Promoting Your Event: Creating an Event Marketing Plan
Even after you’ve planned the perfect event with the best possible headliners and the perfect venue, the event will be doomed as a failure if you can’t attract enough attendees to attend the event.
Don’t underestimate the importance of having a comprehensive event marketing plan, and don’t underestimate the time needed to properly promote your event. The earlier you plan and execute your marketing efforts, the more likely you’ll achieve success.
Start by establishing a strong event brand while considering the following elements:
- What is the event’s theme? Establishing and understanding your theme inside and out can help you in creating a comprehensive marketing and branding plan. You can make sure all elements of your event are aligned well with your marketing plan: decoration choices, promotion materials, entertainment choices, and so on.

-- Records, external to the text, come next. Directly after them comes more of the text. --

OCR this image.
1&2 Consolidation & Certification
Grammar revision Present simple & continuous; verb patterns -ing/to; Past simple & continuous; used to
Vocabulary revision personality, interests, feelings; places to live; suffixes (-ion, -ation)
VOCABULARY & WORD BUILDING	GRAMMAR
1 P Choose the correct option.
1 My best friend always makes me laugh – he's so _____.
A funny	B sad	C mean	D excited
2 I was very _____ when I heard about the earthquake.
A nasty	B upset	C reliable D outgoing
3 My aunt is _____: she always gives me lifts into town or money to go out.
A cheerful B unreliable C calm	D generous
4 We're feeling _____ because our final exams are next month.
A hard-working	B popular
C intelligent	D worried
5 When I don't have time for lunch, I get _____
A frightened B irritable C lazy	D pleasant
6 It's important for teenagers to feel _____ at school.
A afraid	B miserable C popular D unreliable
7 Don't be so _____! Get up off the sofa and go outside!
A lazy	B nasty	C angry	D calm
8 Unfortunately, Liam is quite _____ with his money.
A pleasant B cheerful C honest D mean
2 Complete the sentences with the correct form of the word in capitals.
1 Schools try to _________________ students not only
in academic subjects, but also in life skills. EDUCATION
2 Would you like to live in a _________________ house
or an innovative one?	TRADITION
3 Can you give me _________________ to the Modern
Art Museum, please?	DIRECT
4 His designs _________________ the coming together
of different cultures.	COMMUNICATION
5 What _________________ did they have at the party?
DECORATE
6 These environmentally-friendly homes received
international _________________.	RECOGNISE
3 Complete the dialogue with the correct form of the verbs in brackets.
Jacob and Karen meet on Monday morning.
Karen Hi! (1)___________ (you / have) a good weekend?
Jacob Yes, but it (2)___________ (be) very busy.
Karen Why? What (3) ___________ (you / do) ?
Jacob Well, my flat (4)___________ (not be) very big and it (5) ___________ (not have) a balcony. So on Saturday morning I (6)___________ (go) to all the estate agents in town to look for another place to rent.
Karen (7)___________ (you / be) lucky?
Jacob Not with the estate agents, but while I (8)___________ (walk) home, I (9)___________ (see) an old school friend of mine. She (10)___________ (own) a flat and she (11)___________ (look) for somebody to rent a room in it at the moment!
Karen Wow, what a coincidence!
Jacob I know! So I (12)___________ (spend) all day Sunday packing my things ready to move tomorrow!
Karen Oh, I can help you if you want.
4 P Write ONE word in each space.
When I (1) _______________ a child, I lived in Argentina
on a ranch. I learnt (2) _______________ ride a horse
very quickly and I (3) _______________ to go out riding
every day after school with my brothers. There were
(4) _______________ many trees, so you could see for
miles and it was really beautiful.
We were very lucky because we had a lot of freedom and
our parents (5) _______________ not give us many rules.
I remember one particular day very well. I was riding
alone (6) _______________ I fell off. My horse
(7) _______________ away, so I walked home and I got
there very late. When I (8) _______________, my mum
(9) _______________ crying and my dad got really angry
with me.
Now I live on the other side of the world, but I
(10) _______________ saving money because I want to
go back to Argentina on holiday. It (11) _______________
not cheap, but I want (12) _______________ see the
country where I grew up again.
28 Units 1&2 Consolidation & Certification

- Establish an event name that fits your theme, is easy to pronounce, and is catchy. It’s important to make sure your attendees, donors, and sponsors can easily recognize and remember your event’s name.
- Your event logo should fit your theme and event name. Make sure it’s attractive and memorable. Considering your logo will appear on all your branding and promotional materials, make sure it’s prominent and recognizable.
- Consistency is key when it comes to strong branding, so use standardized elements in all your marketing efforts. Establish standardized colors, fonts, and other guidelines as needed.
Once you’ve developed your event brand, you can start developing a marketing plan. Consider the following promotional channels to leverage:
- Press release: create and publish a press release for local and relevant media so they can help spread the word about your event.
- Printed promotions: i.e., flyers, brochures, and posters. These traditional marketing materials can still be effective when used correctly. Include QR codes on these printed materials so prospective attendees can easily visit your website or social media profile by scanning the poster.
- Professional website: having a well-designed and functional event website (or event page under your company’s website) is crucial. Make sure your website is mobile-friendly, technically optimized, and informative.
- Email marketing: you can send a personalized email to prospective donors and those who have attended your past events.
- Social media: use both organic and paid efforts to promote your event on social media. Partner with relevant influencers with followers similar to your target audience.
Last but not least, ask sponsors, talents/speakers, presenters, and other relevant partners to help spread the word about your event to their networks.
Congratulations! You’ve finished reading our ultimate guide to event production, and now you are ready to start planning your next successful event.
As we can see, the key to planning and hosting a successful hybrid event is to identify and really understand your target audience and how you can attract and convince them to attend your event.
By following the step-by-step guide we’ve shared above, as well as the actionable tips we’ve discussed, you are now ready to tackle those challenges and start planning and producing a successful event right away.